16) What continuous interest rate has the same yield as an annual rate of $$9\%$$?

$$8.618\%$$

17) If you deposit $$5000$$at $$8\%$$ annual interest, how many years can you withdraw $$500$$ (starting after the first year) without running out of money?

18) You are trying to save $$50,000$$ in $$20$$ years for college tuition for your child.
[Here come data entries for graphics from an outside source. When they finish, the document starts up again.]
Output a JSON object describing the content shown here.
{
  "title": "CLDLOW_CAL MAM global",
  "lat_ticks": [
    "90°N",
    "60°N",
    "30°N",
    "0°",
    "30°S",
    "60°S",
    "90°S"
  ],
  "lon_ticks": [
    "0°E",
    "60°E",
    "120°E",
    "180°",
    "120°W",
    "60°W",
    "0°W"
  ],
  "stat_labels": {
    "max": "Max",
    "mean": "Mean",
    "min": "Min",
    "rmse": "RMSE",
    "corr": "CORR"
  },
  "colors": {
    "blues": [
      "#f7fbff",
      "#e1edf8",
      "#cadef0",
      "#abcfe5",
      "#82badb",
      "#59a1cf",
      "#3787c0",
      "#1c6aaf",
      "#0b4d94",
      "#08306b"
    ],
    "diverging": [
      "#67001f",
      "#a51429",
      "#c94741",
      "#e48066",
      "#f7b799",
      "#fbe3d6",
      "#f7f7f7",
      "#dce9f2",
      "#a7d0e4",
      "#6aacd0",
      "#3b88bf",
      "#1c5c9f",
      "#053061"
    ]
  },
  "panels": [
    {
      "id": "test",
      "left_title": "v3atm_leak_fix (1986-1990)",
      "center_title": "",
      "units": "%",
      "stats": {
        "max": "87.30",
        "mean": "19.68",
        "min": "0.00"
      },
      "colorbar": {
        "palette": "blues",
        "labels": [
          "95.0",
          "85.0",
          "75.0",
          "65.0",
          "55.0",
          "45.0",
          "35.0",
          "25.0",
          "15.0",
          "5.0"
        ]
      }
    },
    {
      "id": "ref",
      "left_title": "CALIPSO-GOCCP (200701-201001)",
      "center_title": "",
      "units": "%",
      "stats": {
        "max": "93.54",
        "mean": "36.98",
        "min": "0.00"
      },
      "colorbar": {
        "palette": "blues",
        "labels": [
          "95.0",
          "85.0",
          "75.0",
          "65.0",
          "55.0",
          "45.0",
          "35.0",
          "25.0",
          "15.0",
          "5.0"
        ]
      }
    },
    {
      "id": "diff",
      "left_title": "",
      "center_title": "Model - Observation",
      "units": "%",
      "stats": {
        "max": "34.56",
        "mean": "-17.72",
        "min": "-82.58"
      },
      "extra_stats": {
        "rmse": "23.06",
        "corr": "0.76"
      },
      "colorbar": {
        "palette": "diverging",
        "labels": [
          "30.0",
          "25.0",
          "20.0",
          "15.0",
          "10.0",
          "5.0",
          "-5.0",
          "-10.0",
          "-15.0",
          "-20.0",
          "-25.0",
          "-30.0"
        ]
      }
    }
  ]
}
If interest is a continuous $$10\%,$$ how much do you need to invest initially?

\$6766.76

19) You are cooling a turkey that was taken out of the oven with an internal temperature of $$165°F$$. After $$10$$ minutes of resting the turkey in a $$70°F$$ apartment, the temperature has reached $$155°F$$. What is the temperature of the turkey $$20$$ minutes after taking it out of the oven?

20) You are trying to thaw some vegetables that are at a temperature of $$1°F$$. To thaw vegetables safely, you must put them in the refrigerator, which has an ambient temperature of $$44°F$$. You check on your vegetables $$2$$ hours after putting them in the refrigerator to find that they are now $$12°F$$. Plot the resulting temperature curve and use it to determine when the vegetables reach $$33°$$.

$$9$$hours $$13$$minutes

21) You are an archeologist and are given a bone that is claimed to be from a Tyrannosaurus Rex. You know these dinosaurs lived during the Cretaceous Era ($$146$$ million years to $$65$$ million years ago), and you find by radiocarbon dating that there is $$0.000001\%$$ the amount of radiocarbon. Is this bone from the Cretaceous?

22) The spent fuel of a nuclear reactor contains plutonium-239, which has a half-life of $$24,000$$ years. If $$1$$ barrel containing $$10$$ kg of plutonium-239 is sealed, how many years must pass until only $$10$$ g of plutonium-239 is left?

$$239,179$$ years

For exercises 23 - 26, use the following table, which features the world population by decade.

 Years since 1950 Population (millions) 0 2,556 10 3,039 20 3,706 30 4,453 40 5,279 50 6,083 60 6,849

Source: http:/www.factmonster.com/ipka/A0762181.html.

23) [T] The best-fit exponential curve to the data of the form $$P(t)=ae^{bt}$$ is given by $$P(t)=2686e^{0.01604t}$$. Use a graphing calculator to graph the data and the exponential curve together.

24) [T] Find and graph the derivative $$y′$$ of your equation. Where is it increasing and what is the meaning of this increase?

$$P'(t)=43e^{0.01604t}$$. The population is always increasing.

25) [T] Find and graph the second derivative of your equation. Where is it increasing and what is the meaning of this increase?

26) [T] Find the predicted date when the population reaches $$10$$ billion. Using your previous answers about the first and second derivatives, explain why exponential growth is unsuccessful in predicting the future.

The population reaches $$10$$ billion people in $$2027$$.

For exercises 27 - 29, use the following table, which shows the population of San Francisco during the 19th century.

 Years since 1850 Population (thousands) 0 21.00 10 56.80 20 149.5 30 234.0

Source: http:/www.sfgenealogy.com/sf/history/hgpop.htm.

27) [T] The best-fit exponential curve to the data of the form $$P(t)=ae^{bt}$$ is given by $$P(t)=35.26e^{0.06407t}$$. Use a graphing calculator to graph the data and the exponential curve together.

28) [T] Find and graph the derivative $$y′$$ of your equation. Where is it increasing? What is the meaning of this increase? Is there a value where the increase is maximal?

$$P'(t)=2.259e^{0.06407t}$$. The population is always increasing.

29) [T] Find and graph the second derivative of your equation. Where is it increasing? What is the meaning of this increase?